Only 17% of senior leaders view internal communication as a strategic business enabler. That single insight should stop most organisations in their tracks. This figure comes from the 2026 Internal Communications and Culture Gulf Landscape Study, conducted across 179 organisations of different sizes and sectors. Nearly every company surveyed has an internal communications function. Almost all are communicating regularly. Yet fewer than one in five leaders see communication as something that actively drives performance, alignment and results. That disconnect is not a perception problem, it’s a performance problem.


When communication is viewed as tactical, it is used to distribute information rather than shape behaviour. Messages are sent after decisions are made, not while they are being formed. Strategy is announced, not embedded. Culture is described, not reinforced. Over time, communication becomes busy but not influential. The study shows this clearly. 97% of organisations have an internal communications function, yet only around 30% rate it as highly effective. Presence is almost universal. Impact is not. What leaders often underestimate is how deeply communication influences execution. Strategy does not fail because it is poorly written. It fails because it is misunderstood, inconsistently interpreted or quickly forgotten. Culture does not weaken because values are unclear. It weakens because behaviours are not reinforced when it counts. One of the strongest signals in the research is that reach is relatively high, but engagement drops sharply.

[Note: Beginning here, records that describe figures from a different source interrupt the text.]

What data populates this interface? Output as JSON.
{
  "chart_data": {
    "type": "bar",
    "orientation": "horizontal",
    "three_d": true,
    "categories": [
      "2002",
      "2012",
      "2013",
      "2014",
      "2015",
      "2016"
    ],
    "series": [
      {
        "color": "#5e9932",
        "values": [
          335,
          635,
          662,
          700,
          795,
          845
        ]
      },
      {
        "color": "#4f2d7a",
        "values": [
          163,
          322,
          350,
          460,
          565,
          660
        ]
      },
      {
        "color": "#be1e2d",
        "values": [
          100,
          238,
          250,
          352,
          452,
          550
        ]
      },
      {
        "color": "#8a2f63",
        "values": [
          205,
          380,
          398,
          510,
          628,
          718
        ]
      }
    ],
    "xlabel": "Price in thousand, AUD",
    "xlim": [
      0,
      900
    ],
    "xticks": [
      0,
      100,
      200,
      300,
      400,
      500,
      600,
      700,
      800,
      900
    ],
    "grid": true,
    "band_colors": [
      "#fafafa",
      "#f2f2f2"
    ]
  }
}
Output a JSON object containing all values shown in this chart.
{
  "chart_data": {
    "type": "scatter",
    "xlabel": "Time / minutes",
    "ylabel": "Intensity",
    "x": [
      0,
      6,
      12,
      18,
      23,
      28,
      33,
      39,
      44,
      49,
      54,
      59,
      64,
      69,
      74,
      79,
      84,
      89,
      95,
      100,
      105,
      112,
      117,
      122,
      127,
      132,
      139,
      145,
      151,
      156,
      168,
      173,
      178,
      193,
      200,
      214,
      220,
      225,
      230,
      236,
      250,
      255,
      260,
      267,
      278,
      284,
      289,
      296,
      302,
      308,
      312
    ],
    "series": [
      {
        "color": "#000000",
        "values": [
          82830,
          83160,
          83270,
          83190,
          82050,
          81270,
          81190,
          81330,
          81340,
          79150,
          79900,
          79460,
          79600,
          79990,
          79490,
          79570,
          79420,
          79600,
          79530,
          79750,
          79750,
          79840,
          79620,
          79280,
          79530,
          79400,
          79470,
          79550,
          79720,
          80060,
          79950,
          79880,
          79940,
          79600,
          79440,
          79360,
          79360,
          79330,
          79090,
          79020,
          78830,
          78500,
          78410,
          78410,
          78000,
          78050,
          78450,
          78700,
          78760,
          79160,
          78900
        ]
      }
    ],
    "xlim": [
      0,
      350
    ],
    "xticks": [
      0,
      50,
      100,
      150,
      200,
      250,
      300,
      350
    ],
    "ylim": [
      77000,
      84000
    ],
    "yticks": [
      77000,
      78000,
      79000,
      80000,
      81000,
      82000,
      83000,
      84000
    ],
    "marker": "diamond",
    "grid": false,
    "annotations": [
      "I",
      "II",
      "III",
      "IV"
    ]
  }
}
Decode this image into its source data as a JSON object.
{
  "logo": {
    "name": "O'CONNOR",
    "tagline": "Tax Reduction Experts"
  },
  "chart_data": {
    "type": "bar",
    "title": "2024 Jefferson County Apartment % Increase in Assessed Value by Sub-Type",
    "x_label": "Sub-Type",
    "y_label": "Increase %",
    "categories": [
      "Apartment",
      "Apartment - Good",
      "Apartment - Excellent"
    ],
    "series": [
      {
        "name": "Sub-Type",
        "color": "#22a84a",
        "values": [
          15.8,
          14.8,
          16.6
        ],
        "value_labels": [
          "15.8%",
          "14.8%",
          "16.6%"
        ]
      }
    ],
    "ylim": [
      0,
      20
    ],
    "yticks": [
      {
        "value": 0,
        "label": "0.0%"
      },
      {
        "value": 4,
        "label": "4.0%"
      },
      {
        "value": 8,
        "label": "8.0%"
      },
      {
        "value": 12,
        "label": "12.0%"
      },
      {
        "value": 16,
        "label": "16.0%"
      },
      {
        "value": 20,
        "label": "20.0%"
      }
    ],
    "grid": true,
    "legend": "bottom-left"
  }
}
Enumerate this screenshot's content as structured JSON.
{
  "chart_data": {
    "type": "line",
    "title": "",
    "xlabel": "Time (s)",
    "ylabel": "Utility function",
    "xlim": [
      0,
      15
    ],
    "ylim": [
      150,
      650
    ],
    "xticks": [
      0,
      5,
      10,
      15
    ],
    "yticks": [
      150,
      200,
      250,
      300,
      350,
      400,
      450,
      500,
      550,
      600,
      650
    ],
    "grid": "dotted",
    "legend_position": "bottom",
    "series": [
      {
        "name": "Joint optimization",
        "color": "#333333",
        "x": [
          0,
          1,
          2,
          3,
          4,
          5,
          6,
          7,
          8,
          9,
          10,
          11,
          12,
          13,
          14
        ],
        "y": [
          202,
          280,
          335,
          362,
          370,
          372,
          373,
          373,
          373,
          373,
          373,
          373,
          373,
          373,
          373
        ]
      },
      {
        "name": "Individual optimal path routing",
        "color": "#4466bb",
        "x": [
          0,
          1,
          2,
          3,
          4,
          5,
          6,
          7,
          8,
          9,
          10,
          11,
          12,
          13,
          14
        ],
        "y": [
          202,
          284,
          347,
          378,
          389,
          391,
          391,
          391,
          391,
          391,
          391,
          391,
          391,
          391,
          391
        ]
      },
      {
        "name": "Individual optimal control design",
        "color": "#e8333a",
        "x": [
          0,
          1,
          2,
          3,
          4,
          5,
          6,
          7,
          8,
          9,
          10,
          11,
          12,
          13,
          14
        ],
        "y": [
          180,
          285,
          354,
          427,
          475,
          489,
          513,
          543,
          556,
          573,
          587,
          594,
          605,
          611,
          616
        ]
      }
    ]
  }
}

More than 40% of organisations report reaching over 80% of employees, yet only about 10% achieve that same level of engagement. Information travels far but commitment does not. This is where strategic communication creates value. Not by saying more, but by creating clarity. Not by amplifying noise, but by aligning meaning. Employees do not need more updates. They need context. They need to understand how their decisions connect to the bigger picture and why certain priorities matter now. Leadership positioning plays a decisive role. The study shows that when communication is not clearly positioned at leadership level, effectiveness drops sharply. In fact, 71% of ineffective communication functions are not clearly positioned within the organisation. When responsibility is fragmented or treated as secondary, outcomes follow suit. Measurement is another indicator of strategic maturity. Three quarters of organisations that view their internal communication as ineffective do not measure its impact at all.


By contrast, organisations that track engagement, understanding or behavioural outcomes report significantly higher effectiveness. What leaders invest attention in, improves. What they do not, stalls. The same pattern plays out in corporate culture. Nearly 40% of organisations struggle to maintain a consistent culture across locations, despite having formal initiatives in place. The issue is not intent. It is execution. Culture is not sustained through campaigns. It is sustained through consistent communication, leadership behaviour and reinforcement over time. The opportunity is not to communicate more. It is to treat communication as infrastructure, not decoration.


As a system that enables decision-making, reduces friction and accelerates performance. When leaders treat communication as strategy, alignment improves, trust strengthens and execution sharpens. And that is when communication stops being a cost of doing business and starts becoming a driver of it.